SMB’s Grand Slam: Brown’s untold story
This year marks the 25th anniversary of San Miguel Beer’s PBA Grand Slam. It was an achievement made even more enormous by what the franchise had gone through during those times. In 1986, because of the economic and political changes of the times, the team took a leave of absence during the first two conferences of the season, the only time the Beermen did not play in the league in 40 years. In the Open Conference, the entire national team, then carrying Northern Cement, entered the league, save for Allan Caidic who was prevailed upon to stay with the national squad. At the end of 1987, the new edition San Miguel Beer won its first championship under head coach Norman Black, almost sweeping Hills Brothers in the finals.
At the time, Ricardo Brown had already had a successful few years with Great Taste Coffee. Despite being a youngster among legendary players from the Crispa and Toyota teams of the 1970’s, Brown was often asked to carry the team, and they won four straight championships bridging 1984 and 1985, and two more in 1987. But the times were changing, and the veterans on the squad were retiring or being traded. Brown knew it was time to leave. Black, whom Brown had played alongside in 1983, was opening the door to SMB.
“It wasn’t easy at first, because they were popular they were already successful, and I was a very popular player myself coming in,” recalls Brown. “I’d won an MVP; I’d made the Mythical Five many times. So coming in to that team I wasn’t quite sure how that’s gonna work, but I trusted Norman, that he wouldn’t bring me there unless he felt that I would be an asset. But obviously, when I came in, there were gonna be playing time issues. Some players got a lot playing time the previous year. To the credit of the players that were affected, it never really was brought to me on a personal level, and we all played together. My relationship with Hector Calma, Franz Pumaren, and Samboy Lim, and Alfie Almario, we go way back, you know when I came first here in the Philippines. It became easy, because of the style of player of San Miguel if fit me like a glove.”
Brown also relished the fact that he wasn’t really required to score, and was free to create. Having all that talent on the fastbreak was just such as luxury, and it conjured memories of watching Earl Monroe.
“When I had the ball in the middle, and I had two on the wings and I had a couple of trailers, a couple of defenders, that’s when my eyes got big,” Brown admits. “I didn’t know what I was gonna do, I never knew what I was gonna do.
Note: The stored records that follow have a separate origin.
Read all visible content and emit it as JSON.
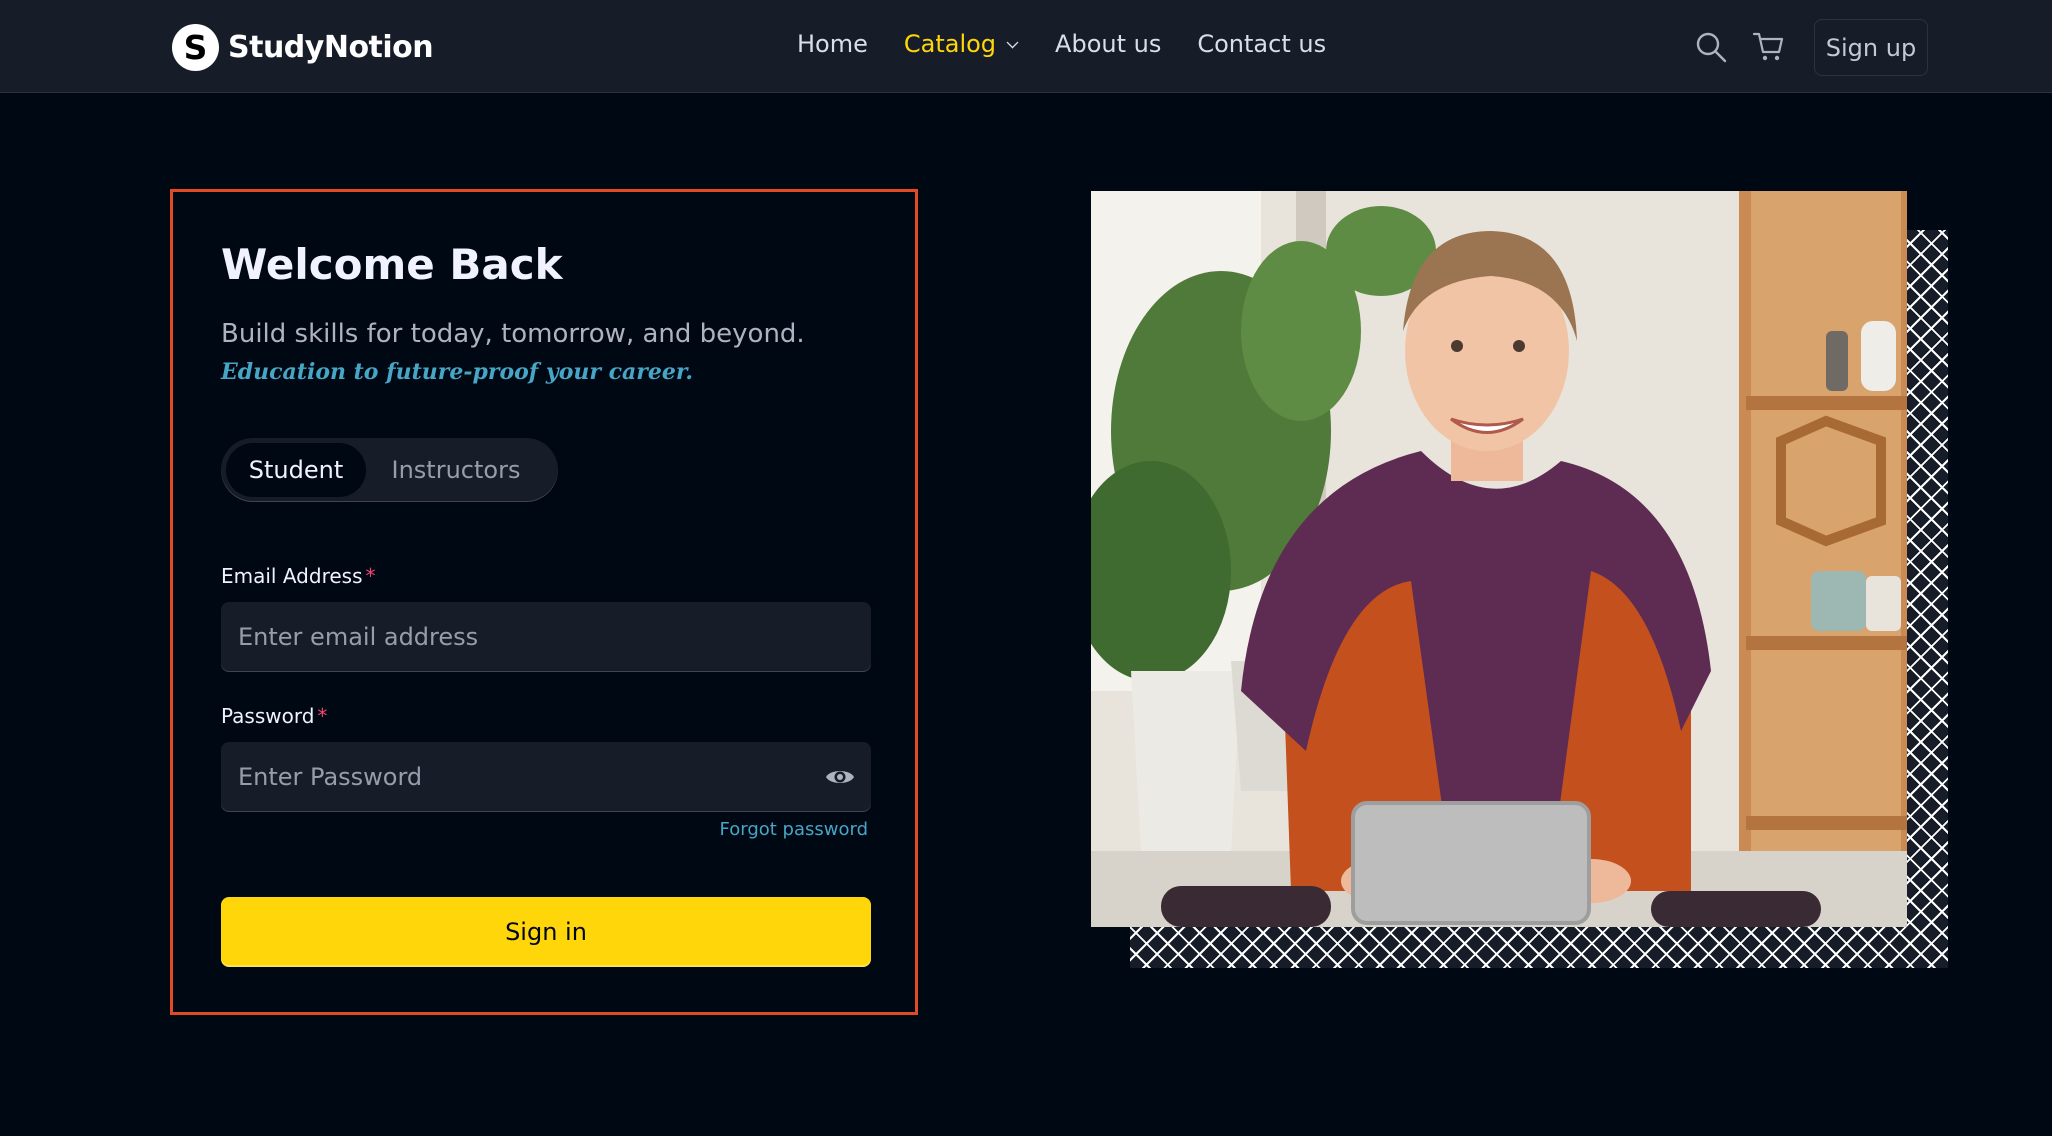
{
  "nav": {
    "logo_mark": "S",
    "brand": "StudyNotion",
    "links": [
      {
        "label": "Home",
        "active": false
      },
      {
        "label": "Catalog",
        "active": true,
        "dropdown": true
      },
      {
        "label": "About us",
        "active": false
      },
      {
        "label": "Contact us",
        "active": false
      }
    ],
    "icons": [
      "search-icon",
      "cart-icon"
    ],
    "signup_label": "Sign up"
  },
  "login": {
    "title": "Welcome Back",
    "subtitle": "Build skills for today, tomorrow, and beyond.",
    "subtitle_highlight": "Education to future-proof your career.",
    "tabs": [
      {
        "label": "Student",
        "selected": true
      },
      {
        "label": "Instructors",
        "selected": false
      }
    ],
    "email": {
      "label": "Email Address",
      "required_mark": "*",
      "placeholder": "Enter email address",
      "value": ""
    },
    "password": {
      "label": "Password",
      "required_mark": "*",
      "placeholder": "Enter Password",
      "value": ""
    },
    "forgot_label": "Forgot password",
    "signin_label": "Sign in"
  },
  "colors": {
    "page_bg": "#000814",
    "nav_bg": "#161D29",
    "accent_yellow": "#FFD60A",
    "accent_blue": "#47A5C5",
    "card_border": "#E24A24",
    "required_pink": "#EF476F"
  }
}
Let just go with this and let’s see what’s gonna happen and what we’re gonna put on the canvas.”
The Beermen also won the Open Conference in 1988, needing seven games to put away Purefoods. In the season-ending Reinforced Conference, they were all set to face Shell in the finals, and were finishing up their games, when tragedy struck Brown in their last game, ironically against his former team, now known as Presto Tivoli.
“Right before the championship versus shell, I took an elbow to the chest and I continued to play,” said Brown, who was drafted by the Houston Rockets in 1979. “And all the symptoms were there, you know. The stubborn guy I am, I didn’t listen to my body. I was rushed to the hospital and there was fluid in my lungs, my valves were damaged and my heart was enlarged. And I’m thinking what happened? I’ve got a wife and two babies at home. This can’t be. I told the doctors, If I had fluid in my lungs, take it out because I have a championship game. Long story short, I went into congestive heart failure, spent nineteen days in Makati Medical, right before Christmas, missed the entire championship.”
Brown, the outstanding former national player out of Pepperdine, could not believe his misfortune. Here he was, a professional athlete at the peak of his career, and he was a heart patient. With unrelenting determination, he spent the next six months in rehab in California. Meanwhile, the Beermen were steaming along, winning the 1989 Open Conference and the All-Filipino. And even when Brown was able to return for the Reinforced Conference, he was still uncertain if he could come back all the way and help a team that, frankly, didn’t need him.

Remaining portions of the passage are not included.